EDIT: Still unable to post screenshots. I'm using "Drop files here to attach them" below, which seems to work until I hit submit, at which point it scrubs the images from the post before submitting it.
Anonymous
Not applicable
Author

I figured out how to get this work.
1. Add some keys to the registry, as described in this article: https://msdn.microsoft.com/en-us/library/hh290696(v=sql.110).aspx
2. In the Advanced settings of the component, change the batch size to 10
This runs very slow, and I'm not sure it's the cleanest solution, but it's the only way I was able to get it to work.
Anonymous
Not applicable
Author

Hi,
Thanks for your solution. Have you tried to change the batch size to 100 to see if it is better?
What's the current rate for your work flow?
Best regards
Sabrina
Anonymous
Not applicable
Author

I had initially tried lowering the batch size to 100 and even to 50, but it was still dropping the connection at times (I'm guessing this is because of a slow or unstable connection to Azure). Only by reducing it to 10 was I able to get it to work--though I may be able to experiment more to find the "sweet spot".
The data flow rate seems to average between 200-400 rows/second. I don't necessarily blame Talend for this--it could be that our connection to Azure is just slow--but it seems that sending things in bigger batches might help reduce overhead, if I could get it to not drop the connection. C'est la vie!
Anonymous
Not applicable
Author

Hi,
Did you ever get a better solution to this?  I am having the same or very similar issue trying to write to Azure.  I get a "I/O Error: Connection reset by peer: socket write error" whenever the batch size is about 10.  I started at 10,000 and kept trying different numbers until it would work.  The problem is this makes the job take 5 hours to complete for 1 of 12 tables.  That isn't going to work for me.
Maybe I should update my MS SQL java driver but I am not really sure how.
Anonymous
Not applicable
Author

Hi,
Did you ever get a better solution to this?  I am having the same or very similar issue trying to write to Azure.  I get a "I/O Error: Connection reset by peer: socket write error" whenever the batch size is about 10.  I started at 10,000 and kept trying different numbers until it would work.  The problem is this makes the job take 5 hours to complete for 1 of 12 tables.  That isn't going to work for me.
Maybe I should update my MS SQL java driver but I am not really sure how.

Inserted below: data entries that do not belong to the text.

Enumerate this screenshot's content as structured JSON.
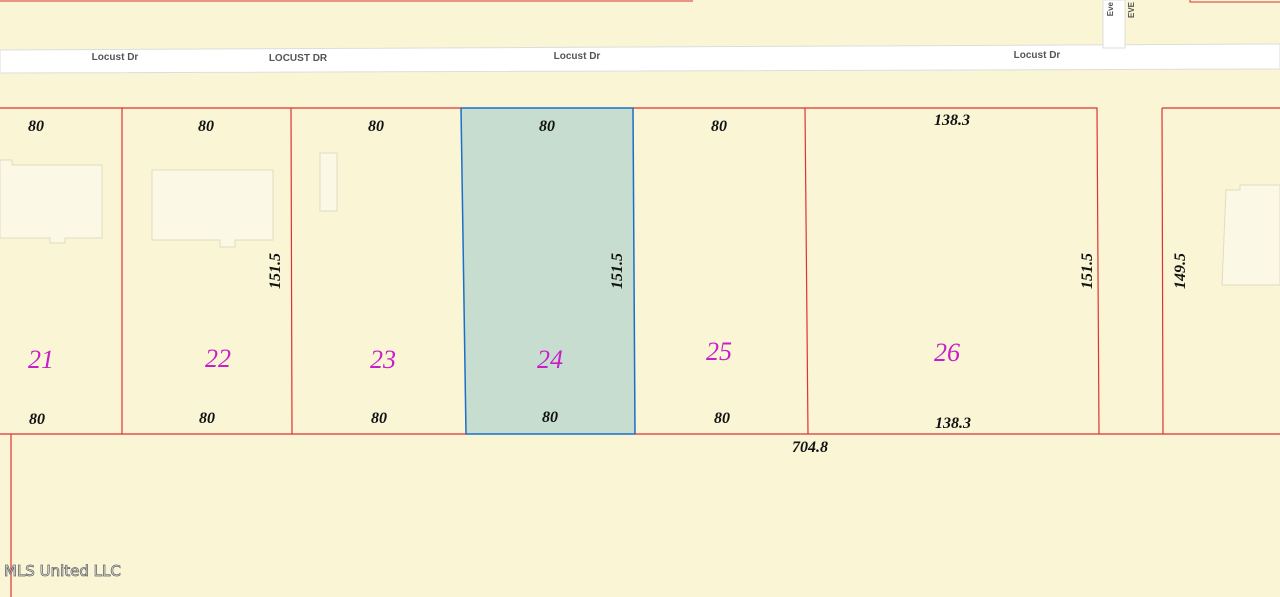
{
  "streets": [
    "Locust Dr",
    "LOCUST DR",
    "Locust Dr",
    "Locust Dr"
  ],
  "cross_street": [
    "Eve",
    "EVE"
  ],
  "lots": [
    {
      "number": "21",
      "top": "80",
      "bottom": "80"
    },
    {
      "number": "22",
      "top": "80",
      "bottom": "80"
    },
    {
      "number": "23",
      "top": "80",
      "bottom": "80"
    },
    {
      "number": "24",
      "top": "80",
      "bottom": "80"
    },
    {
      "number": "25",
      "top": "80",
      "bottom": "80"
    },
    {
      "number": "26",
      "top": "138.3",
      "bottom": "138.3"
    }
  ],
  "side_dimensions": [
    "151.5",
    "151.5",
    "151.5",
    "149.5"
  ],
  "total_frontage": "704.8",
  "watermark": "MLS United LLC"
}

It looks like our current approach is to uncheck "Die on error", so that the process will silently continue on its way if there is an error writing to the database. We have our batch size set to 10.
Probably a better approach would be to make a custom component (or just ditch Talend and write a custom app) that handles the IO exception and resumes sending data using some sort of exponential backoff. But we didn't have the time to do that, and there were other priorities, so we left it like this for now.
Anonymous
Not applicable
Author

I actually found a solution today.  It seems that Talend's MS components are using an open source jdbc driver that might be out of date. I am not sure if the problem I had is with all MS sql but at least with Azure data sources. To make this work for me I downloaded a jdbc driver directly from Microsoft and set up a Generic JDBC source in Talend.  The JDBC connection string should be like this.
jdbc:sqlserver://<serveraddress>;databaseName=<dbname>;user=<username>;password=<password>
I was able to leave the batch size the same and complete my task in a few minutes instead of the 5 hours it took with built in components.